Histoire contemporaine, Mizoram University, Aizawl (Inde)
Chaire Région des Pays de la Loire
Période de résidence: octobre 2010 à juin 2011
Projet de recherche:
"Gandhi : une enquête sur un discours rétrograde"
Tout en travaillant sur la conversion des castes supérieures au christianisme, je suis tombé sur une citation envoûtante des discours de Gandhi pour une réunion de prière. En parcourant les pages citées, le pouvoir d'élocution austère de Gandhi me saisit tellement que j'ai décidé de lire l'ensemble du livre (en deux volumes). Les réflexions et révélations tragiques que Gandhi exprime franchement dans ces discours nous contraignent à observer sa vie selon une nouvelle perspective. En outre, puisqu'il affirmait notoirement que sa vie était son message,cette perspective exige également une nouvelle réflexion sur les limites - en fait, la possibilité même - de la non-violence. La non-violence non pas comme évitant la violence, mais dans le sens Satyagraha de Gandhi. Dans ses derniers jours, d'après ce que les discours ont révélé, Gandhi était convaincu que la lutte pour la liberté qu'il avait menée n'a pas été non-violente. C'était de la résistance passive. Et la résistance passive, étant la non-violence des faibles, est en fait une préparation à la violence. Cette violence longtemps réprimée a été, selon lui, dans toute sa brutalité insensée, celle qui a soulevé le pays à la veille de l'Indépendance.

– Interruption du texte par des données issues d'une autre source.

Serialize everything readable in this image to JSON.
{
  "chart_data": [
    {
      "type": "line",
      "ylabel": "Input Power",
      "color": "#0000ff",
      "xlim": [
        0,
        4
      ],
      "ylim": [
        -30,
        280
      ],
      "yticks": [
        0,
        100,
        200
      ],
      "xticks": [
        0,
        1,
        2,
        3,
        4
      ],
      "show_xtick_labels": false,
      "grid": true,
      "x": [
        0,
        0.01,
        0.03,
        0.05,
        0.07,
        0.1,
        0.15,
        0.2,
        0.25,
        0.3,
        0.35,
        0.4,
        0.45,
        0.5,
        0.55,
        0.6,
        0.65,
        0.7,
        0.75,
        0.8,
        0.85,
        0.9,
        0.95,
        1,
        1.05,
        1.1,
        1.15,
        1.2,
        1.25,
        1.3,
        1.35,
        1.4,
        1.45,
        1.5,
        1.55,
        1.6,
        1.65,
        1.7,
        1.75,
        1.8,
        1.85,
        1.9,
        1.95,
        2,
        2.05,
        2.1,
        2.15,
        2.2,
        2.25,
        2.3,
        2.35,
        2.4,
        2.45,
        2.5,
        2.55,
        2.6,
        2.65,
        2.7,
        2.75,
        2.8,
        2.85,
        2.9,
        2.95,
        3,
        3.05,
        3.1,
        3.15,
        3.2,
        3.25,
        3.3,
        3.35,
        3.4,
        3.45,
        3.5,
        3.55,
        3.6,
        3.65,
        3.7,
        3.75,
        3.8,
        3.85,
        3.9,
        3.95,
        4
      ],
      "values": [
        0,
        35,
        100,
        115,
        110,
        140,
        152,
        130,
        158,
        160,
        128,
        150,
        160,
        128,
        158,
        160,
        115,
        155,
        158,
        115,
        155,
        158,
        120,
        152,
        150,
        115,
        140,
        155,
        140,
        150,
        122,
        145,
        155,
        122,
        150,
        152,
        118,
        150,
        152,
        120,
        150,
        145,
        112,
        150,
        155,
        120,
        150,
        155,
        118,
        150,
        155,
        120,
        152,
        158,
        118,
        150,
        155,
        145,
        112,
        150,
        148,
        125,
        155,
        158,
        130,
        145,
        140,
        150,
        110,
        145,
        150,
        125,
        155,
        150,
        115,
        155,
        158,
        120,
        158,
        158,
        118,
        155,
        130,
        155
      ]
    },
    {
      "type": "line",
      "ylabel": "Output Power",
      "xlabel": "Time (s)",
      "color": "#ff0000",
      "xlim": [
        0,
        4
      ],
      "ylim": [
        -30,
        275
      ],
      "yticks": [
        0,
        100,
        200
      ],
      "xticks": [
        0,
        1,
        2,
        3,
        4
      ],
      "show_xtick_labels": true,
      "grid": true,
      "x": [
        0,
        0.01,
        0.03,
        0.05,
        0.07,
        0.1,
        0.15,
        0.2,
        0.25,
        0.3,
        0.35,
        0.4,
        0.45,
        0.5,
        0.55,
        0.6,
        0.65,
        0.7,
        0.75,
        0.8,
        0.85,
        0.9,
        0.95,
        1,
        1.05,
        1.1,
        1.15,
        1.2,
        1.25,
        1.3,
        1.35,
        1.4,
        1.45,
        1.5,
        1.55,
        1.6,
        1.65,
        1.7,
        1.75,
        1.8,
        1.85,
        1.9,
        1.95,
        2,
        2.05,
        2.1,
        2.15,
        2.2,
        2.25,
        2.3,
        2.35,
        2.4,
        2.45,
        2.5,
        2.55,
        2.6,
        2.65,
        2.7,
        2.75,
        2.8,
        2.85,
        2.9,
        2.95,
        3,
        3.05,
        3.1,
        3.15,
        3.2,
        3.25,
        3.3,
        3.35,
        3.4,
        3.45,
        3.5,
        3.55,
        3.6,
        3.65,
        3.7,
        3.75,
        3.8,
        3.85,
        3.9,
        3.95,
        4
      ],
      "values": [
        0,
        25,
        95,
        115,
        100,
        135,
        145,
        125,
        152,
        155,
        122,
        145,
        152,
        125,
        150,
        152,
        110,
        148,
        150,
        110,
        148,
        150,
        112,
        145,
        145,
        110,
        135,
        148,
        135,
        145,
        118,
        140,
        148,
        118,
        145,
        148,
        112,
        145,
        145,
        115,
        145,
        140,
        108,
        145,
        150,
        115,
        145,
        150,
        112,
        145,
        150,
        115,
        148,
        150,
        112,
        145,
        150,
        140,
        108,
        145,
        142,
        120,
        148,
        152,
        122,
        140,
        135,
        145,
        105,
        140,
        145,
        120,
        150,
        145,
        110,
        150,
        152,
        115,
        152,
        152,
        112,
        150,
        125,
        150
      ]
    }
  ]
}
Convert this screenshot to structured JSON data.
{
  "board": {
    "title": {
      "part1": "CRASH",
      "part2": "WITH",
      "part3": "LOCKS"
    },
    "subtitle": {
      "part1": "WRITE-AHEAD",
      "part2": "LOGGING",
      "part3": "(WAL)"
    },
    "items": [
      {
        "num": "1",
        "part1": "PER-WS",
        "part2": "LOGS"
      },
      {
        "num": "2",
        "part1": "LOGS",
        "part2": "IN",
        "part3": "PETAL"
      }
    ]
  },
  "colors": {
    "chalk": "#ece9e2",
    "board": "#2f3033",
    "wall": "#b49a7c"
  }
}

Les discours ont également révélé comment Gandhi s'est senti complètement impuissant au cours de ces derniers jours critiques. L'étendue de son inefficacité éclaire d'une lumière nouvelle le célèbre modèle de Gandhi et sa relation mitigée avec le Congrès national indien. Pourtant, et ce n'est pas contradictoire, même au plus profond de son découragement sa foi en la non-violence est restée inébranlable. Ce qui a échoué, selon lui, était la volonté humaine, pas la non-violence. Cette déclaration apparemment simple, soulève également des questions fondamentales sur les conditions qui, en dehors de la volonté humaine individuelle, peuvent pousser l'action humaine vers ou loin de la non-violence.
Éléments biographiques:
Historien de formation, l'activité principale Sudhir Chandra consiste à comprendre la nature de la conscience sociale Indienne moderne quand elle a commencé à se façonner comme conséquence de l'intervention coloniale. Le premier fruit de ce travail a été «La dépendance et la désillusion: émergence d'une conscience nationale en Inde à la fin du dix-neuvième siècle» (1975). S'éloignant de la sagesse historiographique qui privilégie les oppositions binaires, ce livre montre comment la même personne, groupe de personnes ou mouvement ont tendance à être à la fois progressiste et réactionnaire, menés par des idéaux élevés aussi bien que par des intérêts matériels étroits. Cet ouvrage a été suivi par «Le Present oppressif : Littérature et conscience sociale dans l'Inde coloniale» (1992). L'examen approfondi de ces impulsions contradictoires à travers la littérature dans un certain nombre de langues indiennes, ce travail offre l'« ambivalence»comme la caractéristique essentielle de cette conscience sociale émergente. Puis vint « Filles esclaves: Colonialisme, les lois et les droits de la femme" (1998).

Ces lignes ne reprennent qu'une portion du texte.